Numerous South African eCommerce players have been accused of “sorting at source”, which is prohibited by the Payments Association of South Africa (PASA).
Sorting at source is the practice of an eCommerce company having multiple bank accounts with a number of different banks.
A payment service provider will sort the payment instructions per bank and relay them to each respective bank – which would in turn process them as “on-us” transactions.
Using a sorting at source model reduces interbank clearing, which generally occurs through Bankserv.
While the model may sound like a logical way to reduce costs and increase the speed of clearing funds, it is prohibited under PASA’s policies and rules.
PASA CEO Walter Volker said sorting at source will result in the erosion of current interoperable payment systems.
It will also result in the market being dominated by a few players, which will provide payment services on a fragmented basis.
The South African Reserve Bank issued a sorting at source notice in March 2017, where it supported PASA’s stance.
The SARB said it is in the process of amending regulatory frameworks to address sorting at source.
This is necessary to ensure the efficiency and interoperability of payment systems, promote access and competition, encourage innovation, and protect transparency, it said.
Local eCommerce players involved
MyBroadband has received a list of South African eCommerce players which engage in sorting at source, which includes prominent companies.
The SARB also confirmed that certain payment system stakeholders, which include retailers and system operators, are involved in sorting at source.
Volker said as soon as the practice of sorting at source is identified, each case is investigated and taken up with the company directly.
“In most instances, measures and timelines to correct this practice is agreed.
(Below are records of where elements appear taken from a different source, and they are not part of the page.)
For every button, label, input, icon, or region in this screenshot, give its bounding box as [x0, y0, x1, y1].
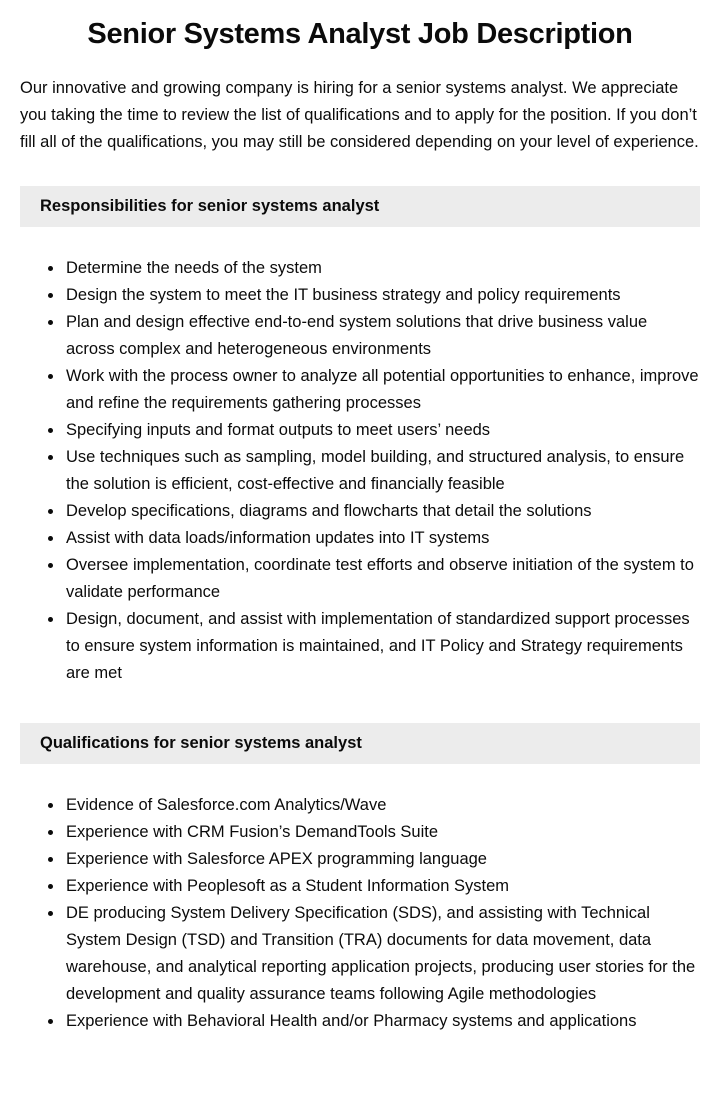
list-item: • Design, document, and assist with implementation of standardized support processes to ensure system information is maintained, and IT Policy and Strategy requirements are met [64, 606, 700, 687]
qualifications-list [20, 792, 700, 1035]
list-item: • Work with the process owner to analyze all potential opportunities to enhance, improve and refine the requirements gathering processes [64, 363, 700, 417]
list-item: • Experience with Behavioral Health and/or Pharmacy systems and applications [64, 1008, 700, 1035]
list-item: • Oversee implementation, coordinate test efforts and observe initiation of the system to validate performance [64, 552, 700, 606]
responsibilities-list [20, 255, 700, 687]
section-heading-responsibilities: Responsibilities for senior systems analyst [20, 186, 700, 227]
list-item: • Plan and design effective end-to-end system solutions that drive business value across complex and heterogeneous environments [64, 309, 700, 363]
list-item: • DE producing System Delivery Specification (SDS), and assisting with Technical System Design (TSD) and Transition (TRA) documents for data movement, data warehouse, and analytical reporting application projects, producing user stories for the development and quality assurance teams following Agile methodologies [64, 900, 700, 1008]
list-item: • Experience with CRM Fusion’s DemandTools Suite [64, 819, 700, 846]
list-item: • Develop specifications, diagrams and flowcharts that detail the solutions [64, 498, 700, 525]
list-item: • Experience with Salesforce APEX programming language [64, 846, 700, 873]
list-item: • Specifying inputs and format outputs to meet users’ needs [64, 417, 700, 444]
intro-paragraph: Our innovative and growing company is hiring for a senior systems analyst. We appreciate you taking the time to review the list of qualifications and to apply for the position. If you don’t fill all of the qualifications, you may still be considered depending on your level of experience. [20, 79, 699, 151]
list-item: • Evidence of Salesforce.com Analytics/Wave [64, 792, 700, 819]
list-item: • Experience with Peoplesoft as a Student Information System [64, 873, 700, 900]
list-item: • Use techniques such as sampling, model building, and structured analysis, to ensure the solution is efficient, cost-effective and financially feasible [64, 444, 700, 498]
list-item: • Determine the needs of the system [64, 255, 700, 282]
list-item: • Assist with data loads/information updates into IT systems [64, 525, 700, 552]
section-heading-qualifications: Qualifications for senior systems analyst [20, 723, 700, 764]
page-title: Senior Systems Analyst Job Description [87, 18, 633, 50]
list-item: • Design the system to meet the IT business strategy and policy requirements [64, 282, 700, 309]
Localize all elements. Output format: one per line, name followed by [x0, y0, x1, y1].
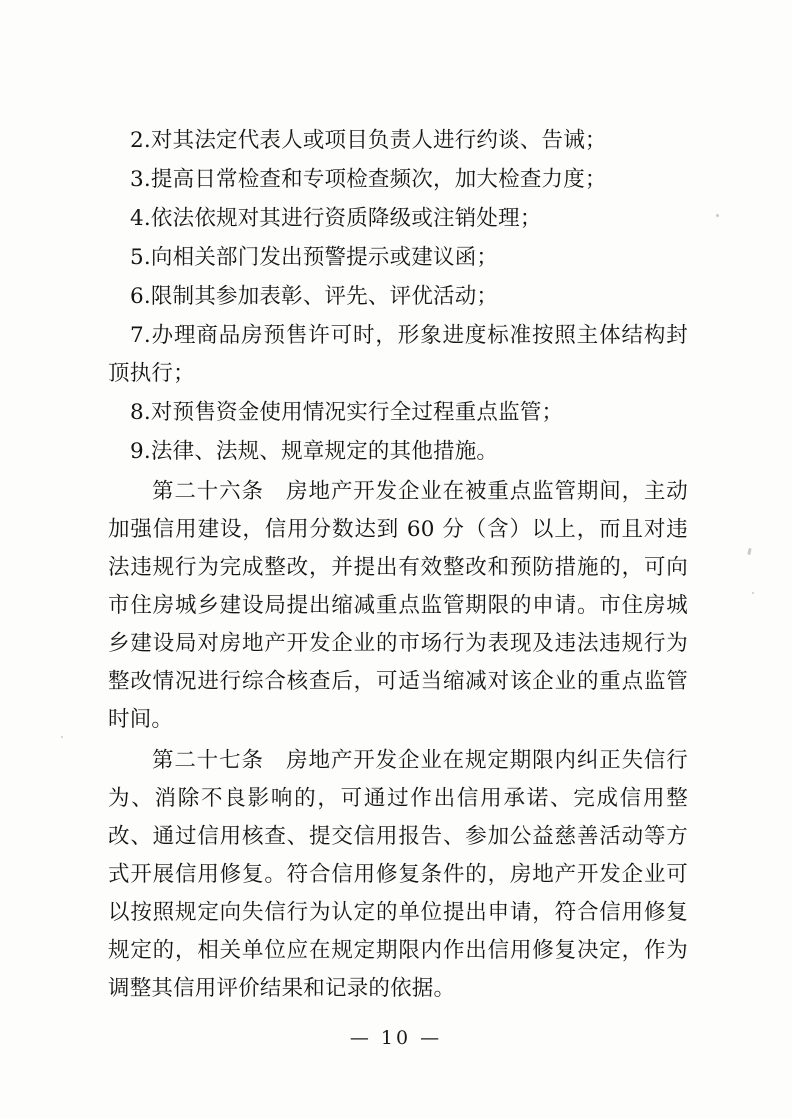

In certain instances, a more formal compliance enforcement approach may also be adopted,” said Volker.
One industry player, who asked not to be named, said certain companies provide payment solutions services using sorting at source.
“We understand that PASA is currently engaging with the competitors to ensure that SOS models do not continue with immediate effect,” he said.
“They will also be imposing penalties on companies who engage in SOS once the necessary regulations are passed.”